Find duplicate files in a folder

Hi All.

A question as to the “logic” of how to find duplicate files in a folder.

I am working on a program to run through a folder and find duplicate files (pictures, mp3’s, etc) and I current have it working if I compare an md5 on each file. If they match 100% I know they are exactly the same.

But if I have two of the same picture (one bigger than the other) how do I determine this?

Any ideas?

Regards

You’ll have to do some kind of similarity analysis on the picture data. Perhaps you could start by scaling each picture down to a standard small size - say, 100x100 pixels - and see how similar the pictures are by comparing each pixel.

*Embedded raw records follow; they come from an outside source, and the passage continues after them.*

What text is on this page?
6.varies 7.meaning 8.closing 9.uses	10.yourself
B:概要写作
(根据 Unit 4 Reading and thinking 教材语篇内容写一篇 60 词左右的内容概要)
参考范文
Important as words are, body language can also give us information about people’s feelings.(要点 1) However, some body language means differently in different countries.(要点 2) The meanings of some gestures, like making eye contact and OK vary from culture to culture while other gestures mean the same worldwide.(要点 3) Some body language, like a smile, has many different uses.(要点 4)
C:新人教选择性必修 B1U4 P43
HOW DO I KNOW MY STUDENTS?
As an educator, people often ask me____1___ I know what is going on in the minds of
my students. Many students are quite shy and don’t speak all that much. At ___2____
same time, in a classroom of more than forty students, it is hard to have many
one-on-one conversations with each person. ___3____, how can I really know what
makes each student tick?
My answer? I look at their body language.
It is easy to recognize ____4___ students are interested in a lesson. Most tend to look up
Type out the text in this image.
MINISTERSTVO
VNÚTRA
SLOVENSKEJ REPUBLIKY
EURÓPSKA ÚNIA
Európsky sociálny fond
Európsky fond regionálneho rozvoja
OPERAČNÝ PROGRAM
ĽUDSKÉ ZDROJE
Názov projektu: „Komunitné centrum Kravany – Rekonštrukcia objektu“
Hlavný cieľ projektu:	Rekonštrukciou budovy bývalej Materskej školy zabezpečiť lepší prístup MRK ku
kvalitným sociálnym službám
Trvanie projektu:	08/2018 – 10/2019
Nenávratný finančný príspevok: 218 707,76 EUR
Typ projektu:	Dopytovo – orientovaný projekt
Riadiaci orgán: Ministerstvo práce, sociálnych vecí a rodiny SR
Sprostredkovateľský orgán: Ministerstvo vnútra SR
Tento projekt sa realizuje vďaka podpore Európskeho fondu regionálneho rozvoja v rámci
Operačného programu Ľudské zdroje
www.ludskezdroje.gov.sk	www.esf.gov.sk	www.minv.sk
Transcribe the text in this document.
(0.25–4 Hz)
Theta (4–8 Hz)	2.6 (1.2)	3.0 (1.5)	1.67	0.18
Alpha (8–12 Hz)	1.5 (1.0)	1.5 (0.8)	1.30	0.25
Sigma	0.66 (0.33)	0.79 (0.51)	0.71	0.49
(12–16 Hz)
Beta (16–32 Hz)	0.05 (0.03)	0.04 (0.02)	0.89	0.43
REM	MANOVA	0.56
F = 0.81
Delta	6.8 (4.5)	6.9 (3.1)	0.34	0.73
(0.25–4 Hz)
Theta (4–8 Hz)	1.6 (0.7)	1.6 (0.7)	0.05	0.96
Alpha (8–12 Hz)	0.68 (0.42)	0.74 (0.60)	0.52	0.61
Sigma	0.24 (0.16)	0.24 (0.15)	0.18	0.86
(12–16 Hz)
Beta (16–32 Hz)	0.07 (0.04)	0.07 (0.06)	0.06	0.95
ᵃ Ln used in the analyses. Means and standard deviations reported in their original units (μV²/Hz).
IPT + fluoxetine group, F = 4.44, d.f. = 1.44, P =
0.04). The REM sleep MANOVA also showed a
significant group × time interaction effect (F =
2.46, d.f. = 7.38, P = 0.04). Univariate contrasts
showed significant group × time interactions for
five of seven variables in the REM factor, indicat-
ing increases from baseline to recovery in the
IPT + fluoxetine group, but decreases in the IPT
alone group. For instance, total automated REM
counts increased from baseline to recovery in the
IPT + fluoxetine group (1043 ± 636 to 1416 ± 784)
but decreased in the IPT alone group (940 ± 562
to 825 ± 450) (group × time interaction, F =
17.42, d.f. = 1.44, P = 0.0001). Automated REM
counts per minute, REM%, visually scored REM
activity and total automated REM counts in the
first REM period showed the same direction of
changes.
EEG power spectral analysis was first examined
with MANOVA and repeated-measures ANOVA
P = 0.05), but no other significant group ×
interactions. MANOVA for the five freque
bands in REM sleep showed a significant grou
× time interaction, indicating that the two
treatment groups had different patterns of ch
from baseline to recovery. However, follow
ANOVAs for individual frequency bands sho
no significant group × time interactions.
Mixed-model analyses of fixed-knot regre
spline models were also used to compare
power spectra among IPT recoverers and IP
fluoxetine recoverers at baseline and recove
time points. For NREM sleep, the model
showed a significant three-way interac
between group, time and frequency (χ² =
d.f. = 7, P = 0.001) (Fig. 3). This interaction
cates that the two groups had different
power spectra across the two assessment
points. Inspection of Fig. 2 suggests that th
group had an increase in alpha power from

Be prepared for disappointment, though. This won’t be foolproof. It’s possible that a more advanced analysis library could do a better job (neural network?) but you’ll always have some degree of uncertainty because at a fundamental level, a picture that has been resized is a different image.

+1
Shrink both images to the same size.
If you have MBSplugins, check out the Picture.CompareMBS function which will give you a percentage
You decide the threshold

they are comparing pixel by pixel? Wow!

Modern OSs, coupled with modern CPUs and GPUs, have fairly amazing, very fast methods for doing analysis and manipulation of large datasets, which can include image data. All that memory and those processor cycles have to be used for something. :grin:

In Messages the great clever people at Apple have images in normal dpi and high dpi. The images are not labelled @1x and @2x and the images don’t have the correct dimensions. Therefore, I had ChatGPT write me something to find/exclude similar images:

Private Function GetImageHash(theAttachment as MessageAttachment) As String
  'do a simple hash to find similar images
  
  dim options as new Dictionary
  options.Value(CGImageSourceMBS.kCGImageSourceThumbnailMaxPixelSize) = kThumbSize
  options.Value(CGImageSourceMBS.kCGImageSourceCreateThumbnailFromImageAlways) = true
  options.Value(CGImageSourceMBS.kCGImageSourceCreateThumbnailWithTransform) = True
  
  dim theCGImage as CGImageMBS = CGImageSourceMBS.CreateThumbnailMT(theAttachment.AttachmentData, 0, options)
  dim HashPicture as Picture = theCGImage.Picture
  
  // Step 1: Calculate brightness values
  Dim brightness() As Double
  
  For y As Integer = 0 To kThumbSize - 1
    For x As Integer = 0 To kThumbSize - 1
      Dim c As Color = HashPicture.RGBSurface.Pixel(x, y)
      
      // Simple brightness formula (you can make it fancier if needed)
      Dim b As Double = (c.Red + c.Green + c.Blue) / 3.0
      brightness.Add(b)
    Next
  Next
  
  // Step 2: Calculate average brightness
  Dim sum As Double
  For Each b As Double In brightness
    sum = sum + b
  Next
  
  Dim avgBrightness As Double = sum / brightness.Count
  
  // Step 3: Build bitstring
  Dim bits As String
  For Each b As Double In brightness
    If b >= avgBrightness Then
      bits = bits + "1"
    Else
      bits = bits + "0"
    End If
  Next
  
  // Step 4: Convert bits to hex string
  Dim hexHash As String
  For i As Integer = 0 To bits.Length - 1 Step 4
    Dim nibble As String = bits.Middle(i, 4)
    Dim value As Integer = Val("&b" + nibble)
    hexHash = hexHash + Hex(value)
  Next
  
  Return hexHash
  
End Function

Because a message usually doesn’t have hundreds of images I only need something really simple. So my thumbnail size is 16.